Das ist gut, auch wenn diese Verwaltungsvorschrift leider noch nicht allen bekannt ist. Mehr und mehr gibt es aber jetzt auch Patienten aus östlichen EU-Staaten, die sich völlig legal in Deutschland aufhalten, aber keine adäquate Krankenversicherung haben. Das ist ein großes soziales und medizinethisches Problem.

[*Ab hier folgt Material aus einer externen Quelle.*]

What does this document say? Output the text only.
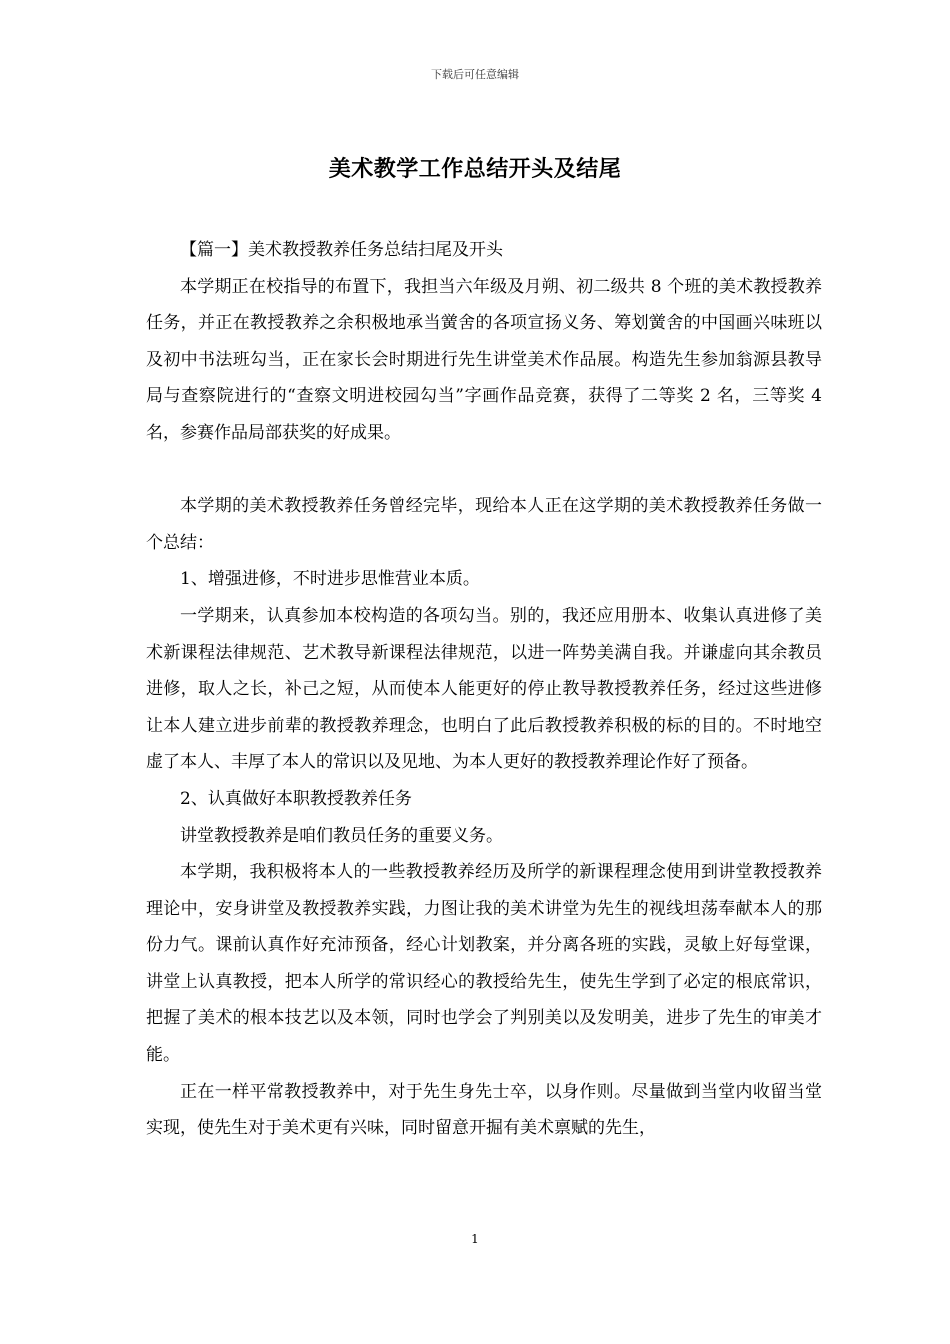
下载后可任意编辑
美术教学工作总结开头及结尾

【篇一】美术教授教养任务总结扫尾及开头

本学期正在校指导的布置下，我担当六年级及月朔、初二级共 8 个班的美术教授教养任务，并正在教授教养之余积极地承当黉舍的各项宣扬义务、筹划黉舍的中国画兴味班以及初中书法班勾当，正在家长会时期进行先生讲堂美术作品展。构造先生参加翁源县教导局与查察院进行的“查察文明进校园勾当”字画作品竞赛，获得了二等奖 2 名，三等奖 4 名，参赛作品局部获奖的好成果。

本学期的美术教授教养任务曾经完毕，现给本人正在这学期的美术教授教养任务做一个总结：

1、增强进修，不时进步思惟营业本质。

一学期来，认真参加本校构造的各项勾当。别的，我还应用册本、收集认真进修了美术新课程法律规范、艺术教导新课程法律规范，以进一阵势美满自我。并谦虚向其余教员进修，取人之长，补己之短，从而使本人能更好的停止教导教授教养任务，经过这些进修让本人建立进步前辈的教授教养理念，也明白了此后教授教养积极的标的目的。不时地空虚了本人、丰厚了本人的常识以及见地、为本人更好的教授教养理论作好了预备。

2、认真做好本职教授教养任务

讲堂教授教养是咱们教员任务的重要义务。

本学期，我积极将本人的一些教授教养经历及所学的新课程理念使用到讲堂教授教养理论中，安身讲堂及教授教养实践，力图让我的美术讲堂为先生的视线坦荡奉献本人的那份力气。课前认真作好充沛预备，经心计划教案，并分离各班的实践，灵敏上好每堂课，讲堂上认真教授，把本人所学的常识经心的教授给先生，使先生学到了必定的根底常识，把握了美术的根本技艺以及本领，同时也学会了判别美以及发明美，进步了先生的审美才能。

正在一样平常教授教养中，对于先生身先士卒，以身作则。尽量做到当堂内收留当堂实现，使先生对于美术更有兴味，同时留意开掘有美术禀赋的先生，

1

Wie könnten Lösungen aussehen?

Viele der Migranten in Deutschland sind im Grunde Armutsflüchtlinge. Sie sind jung und kräftig und gehen davon aus, gesund zu bleiben. Sie haben auch keine adäquate Versicherung. Mit Appellen an die Einzelnen kommt man da nicht weiter…

Sondern…?

Das Problem muss staatlich gelöst werden. Zunächst bräuchten wir Verbesserungen bei den sehr komplexen Regelungen im Sozialrecht und beim Asylbewerberleistungsgesetz. Dann müssten Migranten aus der EU verpflichtet werden, eine Krankenversicherung abzuschließen, wenn sie länger als eine bestimmte Frist, etwa zwei Monate, im Land sind.

Helfen könnte auch eine Fondslösung. So ein Fonds, aus dem der Krankheitsschutz bezahlt werden kann, sollte von mehreren Staaten finanziert werden. Ideal wäre dazu ein System anonymer Krankenscheine, damit die Scheu vor dem Arztbesuch genommen wird.